Affiliation: University of Manitoba
Research interests: Syntax, morphology, Algonquian languages, language documentation and description
Will is an Associate Professor in the Department of Linguistics at the University of Manitoba.
Will does theoretical and descriptive research on syntax and morphology, usually involving the Algonquian languages and often from a comparative perspective, with an emphasis on agreement and morphosyntactic alignment. His fieldwork experience includes Innu, Ojibwe, Cree, and Oji-Cree (Algonquian) as well as Kapampangan (Philippine).
Much of his research has sought to understand the nature of the direct-inverse agreement pattern in Algonquian languages. He is currently working on a monograph with the provisional title The Algonquian Inverse.
Will’s work on agreement has used Algonquian data to investigate the structural sources of variation in agreement patterns and person hierarchies. His work on the concept of structural subjecthood seeks to understand the nature of subject hood, how the determination of subjecthood varies across languages, and whether some subjects are more “subject-like” than others.
Will has also worked on the form side of language. His work on the realization of inflectional morphology considers the role of morphological operations in the determination of inflectional syncretisms and morphological templates. His work on phonology has taken a diachronically-informed perspective on the role of contrast and syllable structure in phonological patterns.

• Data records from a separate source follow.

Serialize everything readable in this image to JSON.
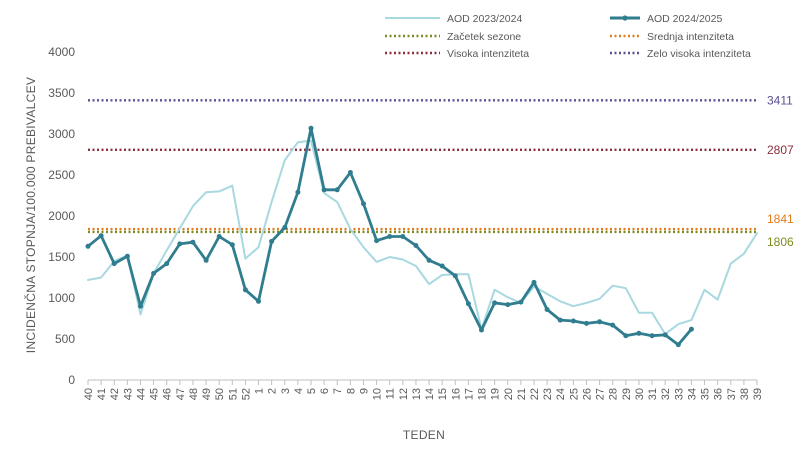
{
  "chart_data": {
    "type": "line",
    "xlabel": "TEDEN",
    "ylabel": "INCIDENČNA  STOPNJA/100.000  PREBIVALCEV",
    "ylim": [
      0,
      4000
    ],
    "yticks": [
      0,
      500,
      1000,
      1500,
      2000,
      2500,
      3000,
      3500,
      4000
    ],
    "categories": [
      "40",
      "41",
      "42",
      "43",
      "44",
      "45",
      "46",
      "47",
      "48",
      "49",
      "50",
      "51",
      "52",
      "1",
      "2",
      "3",
      "4",
      "5",
      "6",
      "7",
      "8",
      "9",
      "10",
      "11",
      "12",
      "13",
      "14",
      "15",
      "16",
      "17",
      "18",
      "19",
      "20",
      "21",
      "22",
      "23",
      "24",
      "25",
      "26",
      "27",
      "28",
      "29",
      "30",
      "31",
      "32",
      "33",
      "34",
      "35",
      "36",
      "37",
      "38",
      "39"
    ],
    "series": [
      {
        "name": "AOD 2023/2024",
        "color": "#a8d8e0",
        "values": [
          1220,
          1250,
          1450,
          1520,
          800,
          1300,
          1580,
          1850,
          2120,
          2290,
          2300,
          2370,
          1480,
          1620,
          2170,
          2680,
          2900,
          2920,
          2280,
          2170,
          1840,
          1620,
          1440,
          1500,
          1470,
          1390,
          1170,
          1280,
          1290,
          1290,
          620,
          1100,
          1010,
          940,
          1140,
          1050,
          960,
          900,
          940,
          990,
          1150,
          1120,
          820,
          820,
          560,
          680,
          730,
          1100,
          980,
          1420,
          1540,
          1790
        ]
      },
      {
        "name": "AOD 2024/2025",
        "color": "#2f7d8e",
        "values": [
          1630,
          1760,
          1420,
          1510,
          900,
          1300,
          1420,
          1660,
          1680,
          1460,
          1750,
          1650,
          1100,
          960,
          1690,
          1860,
          2290,
          3070,
          2320,
          2320,
          2530,
          2150,
          1700,
          1750,
          1750,
          1640,
          1460,
          1390,
          1270,
          930,
          610,
          940,
          920,
          950,
          1190,
          860,
          730,
          720,
          690,
          710,
          670,
          540,
          570,
          540,
          550,
          430,
          620,
          null,
          null,
          null,
          null,
          null
        ]
      }
    ],
    "reference_lines": [
      {
        "name": "Začetek sezone",
        "value": 1806,
        "label": "1806",
        "color": "#7f8a1e"
      },
      {
        "name": "Srednja intenziteta",
        "value": 1841,
        "label": "1841",
        "color": "#e37a1c"
      },
      {
        "name": "Visoka intenziteta",
        "value": 2807,
        "label": "2807",
        "color": "#8b2e3d"
      },
      {
        "name": "Zelo visoka intenziteta",
        "value": 3411,
        "label": "3411",
        "color": "#5a4f91"
      }
    ],
    "legend_position": "top-right",
    "grid": false
  }
}
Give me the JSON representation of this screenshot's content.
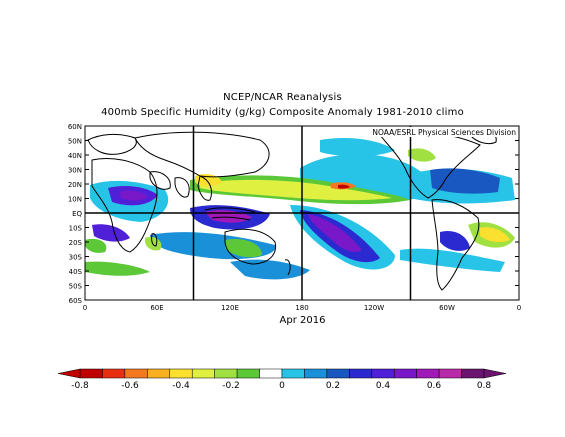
{
  "header": {
    "line1": "NCEP/NCAR Reanalysis",
    "line2": "400mb Specific Humidity (g/kg) Composite Anomaly 1981-2010 climo"
  },
  "map": {
    "credit": "NOAA/ESRL Physical Sciences Division",
    "lat_labels": [
      "60N",
      "50N",
      "40N",
      "30N",
      "20N",
      "10N",
      "EQ",
      "10S",
      "20S",
      "30S",
      "40S",
      "50S",
      "60S"
    ],
    "lon_labels": [
      "0",
      "60E",
      "120E",
      "180",
      "120W",
      "60W",
      "0"
    ],
    "date_label": "Apr 2016"
  },
  "colorbar": {
    "labels": [
      "-0.8",
      "-0.6",
      "-0.4",
      "-0.2",
      "0",
      "0.2",
      "0.4",
      "0.6",
      "0.8"
    ],
    "colors": [
      "#c00000",
      "#e83010",
      "#f47820",
      "#f8b020",
      "#fce030",
      "#e0f040",
      "#a0e040",
      "#5cc838",
      "#ffffff",
      "#28c4e8",
      "#1a90d8",
      "#1858c0",
      "#2a2ad0",
      "#5020d8",
      "#7818c8",
      "#a018b8",
      "#b82aa8",
      "#6a1470"
    ]
  }
}
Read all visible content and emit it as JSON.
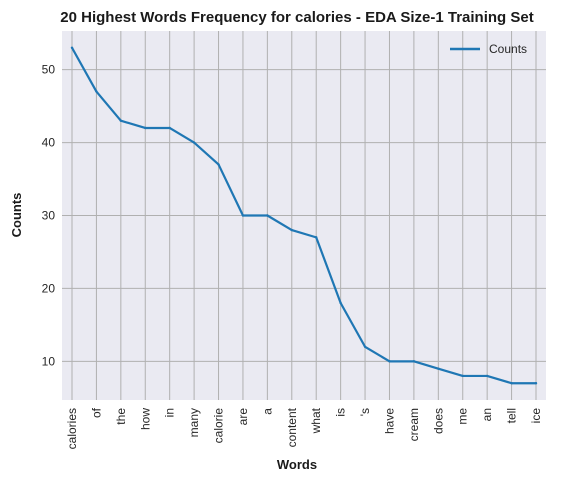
{
  "chart_data": {
    "type": "line",
    "title": "20 Highest Words Frequency for calories - EDA Size-1 Training Set",
    "xlabel": "Words",
    "ylabel": "Counts",
    "categories": [
      "calories",
      "of",
      "the",
      "how",
      "in",
      "many",
      "calorie",
      "are",
      "a",
      "content",
      "what",
      "is",
      "'s",
      "have",
      "cream",
      "does",
      "me",
      "an",
      "tell",
      "ice"
    ],
    "series": [
      {
        "name": "Counts",
        "values": [
          53,
          47,
          43,
          42,
          42,
          40,
          37,
          30,
          30,
          28,
          27,
          18,
          12,
          10,
          10,
          9,
          8,
          8,
          7,
          7
        ],
        "color": "#1f77b4"
      }
    ],
    "ylim": [
      4.7,
      55.3
    ],
    "yticks": [
      10,
      20,
      30,
      40,
      50
    ],
    "grid": true,
    "legend": "top-right",
    "background": "#eaeaf2",
    "gridcolor": "#b0b0b0"
  }
}
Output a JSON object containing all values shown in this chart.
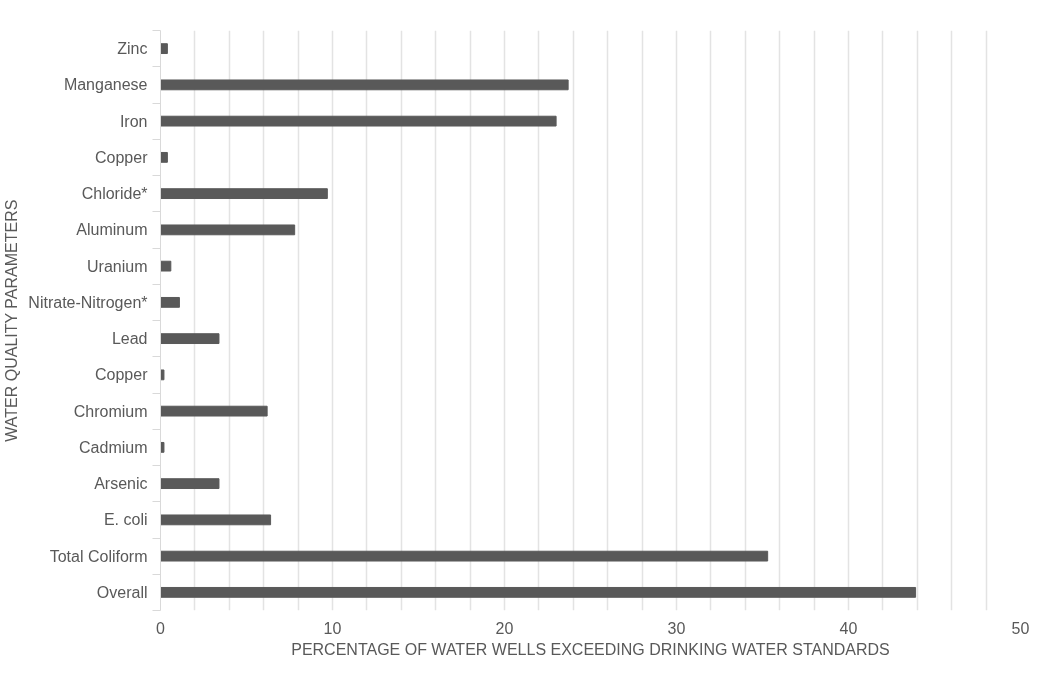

Last, but most certainly not least, Will is involved in the documentation and description of Algonquian languages since conducting fieldwork for a dictionary project in the Innu Nation in 2006. His more recent descriptive work takes a pan-Algonquian perspective.
Affiliation: University of Rochester (PhD)
Research interests: Syntax, morphology
Veronica is a doctoral student in the Department of Linguistics at the University of Rochester. Her primary supervisor is Ash Asudeh.
Veronica is currently interested in argument structure alternations and mismatches between argument structure and morphosyntactic realization. She is interested in phenomena such as complex predicates, noun incorporation, and morphosyntactic operations that affect transitivity.
Affiliation: Carleton University (PhD)
Research interests: Syntax, morphology
Sam is a doctoral student in the Linguistics program at Carleton University. Her primary supervisor is Dan Siddiqi.
Sam’s master’s thesis examined the phenomenon of so-called long-distance agreement from an LRFG perspective. The languages she focused on were Ojibwe and Hindi-Urdu.